Smart Contract Risks


Risk Severity Mitigation
Curve math precision errors High Use fixed-point math library (PRBMath or ABDKMath)
Reentrancy on sell High CEI pattern, ReentrancyGuard on all external calls
Fee rounding exploitation Low Round in protocol's favor, minimum trade sizes
Bonding curve reserve insolvency Critical Invariant: reserve always covers all outstanding sells. Test exhaustively.
Sandwich / MEV attacks Medium Slippage parameters on buy/sell; 1% fee makes sandwiching costly

Governance Risks


Risk Severity Mitigation
Multisig key compromise Critical Use Safe with 3/5 or higher threshold
Multisig collusion (rug) High No withdraw on curve reserves. Channel fees are the only extraction.
Stale multisig (lost keys) Medium Ensure key rotation plan, consider social recovery



Open Items


Curve parameters: BASE_PRICE and SLOPE values per pool — needs simulation before deployment
Treasury vesting: Lock or vest the 100M treasury allocation to prevent dump risk
CHAOSLP pricing: Define how CHAOSLP is valued for curve parameterization (LP token vs raw token pricing)
Slippage protection: Define max slippage parameters for buy/sell functions
Pause behavior: Specify whether sells are allowed during emergency pause (users need exit liquidity)
Gauge design: Specify the staking gauge contract interface (existing CHAOSLP gauge pattern or new?)



Summary


Trinity is three independent bonding curves with the simplest possible fee model:


Buys: 1% fee in quote asset → straight to channel (USDC→ops, ETH→stakers, CHAOSLP→Chaos staking)
Sells: 1% fee in $TRINITY → burned

No reserves. No buybacks. No intermediaries. Every fee has one job.

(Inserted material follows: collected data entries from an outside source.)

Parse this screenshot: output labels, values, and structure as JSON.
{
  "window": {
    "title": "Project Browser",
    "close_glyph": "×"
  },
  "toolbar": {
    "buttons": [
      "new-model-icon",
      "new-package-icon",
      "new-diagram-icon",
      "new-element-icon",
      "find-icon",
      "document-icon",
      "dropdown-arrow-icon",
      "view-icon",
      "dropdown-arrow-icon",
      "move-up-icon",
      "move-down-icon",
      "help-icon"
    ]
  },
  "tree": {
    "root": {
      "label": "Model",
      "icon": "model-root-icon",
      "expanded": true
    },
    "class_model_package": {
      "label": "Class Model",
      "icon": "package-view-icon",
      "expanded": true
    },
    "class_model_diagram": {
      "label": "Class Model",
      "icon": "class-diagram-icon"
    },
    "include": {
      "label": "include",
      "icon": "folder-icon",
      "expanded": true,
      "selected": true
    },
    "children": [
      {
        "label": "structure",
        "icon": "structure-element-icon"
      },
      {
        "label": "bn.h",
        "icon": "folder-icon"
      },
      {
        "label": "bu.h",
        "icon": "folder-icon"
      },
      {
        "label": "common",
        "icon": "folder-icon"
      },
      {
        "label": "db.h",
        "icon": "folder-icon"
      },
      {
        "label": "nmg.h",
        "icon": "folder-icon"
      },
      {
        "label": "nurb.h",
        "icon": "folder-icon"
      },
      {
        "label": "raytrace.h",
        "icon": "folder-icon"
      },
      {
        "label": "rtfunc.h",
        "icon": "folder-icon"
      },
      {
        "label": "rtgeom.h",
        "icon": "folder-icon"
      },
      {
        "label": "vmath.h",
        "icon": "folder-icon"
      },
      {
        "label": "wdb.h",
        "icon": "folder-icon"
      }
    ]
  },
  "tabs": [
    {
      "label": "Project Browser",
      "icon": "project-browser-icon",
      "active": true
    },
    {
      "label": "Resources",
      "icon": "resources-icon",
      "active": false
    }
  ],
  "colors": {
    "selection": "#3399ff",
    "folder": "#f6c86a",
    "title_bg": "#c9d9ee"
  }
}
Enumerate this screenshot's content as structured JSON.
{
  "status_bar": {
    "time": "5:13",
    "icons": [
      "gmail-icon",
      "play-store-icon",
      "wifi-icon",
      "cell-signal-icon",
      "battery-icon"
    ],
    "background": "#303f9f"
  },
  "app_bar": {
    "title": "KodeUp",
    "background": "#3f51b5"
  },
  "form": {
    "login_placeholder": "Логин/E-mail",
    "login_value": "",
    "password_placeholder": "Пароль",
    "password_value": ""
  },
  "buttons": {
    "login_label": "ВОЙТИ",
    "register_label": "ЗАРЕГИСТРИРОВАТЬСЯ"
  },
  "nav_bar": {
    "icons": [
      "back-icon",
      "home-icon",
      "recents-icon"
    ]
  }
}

The flat curve and 1% fee create a ~2% arb band across pools, enabling high-frequency cross-pool arbitrage that drives volume, burns supply, and funds operations. This aligns with the ArbMe ecosystem thesis: trading surfaces generate information corrections (arb), which generate fees, which compound as structural value.


The result: a token with guaranteed bonding curve liquidity, sustainable ops funding from USDC fees, staking yield from ETH fees, Chaos ecosystem growth from CHAOSLP fees, and natural deflation from sell burns — all driven by trading activity alone.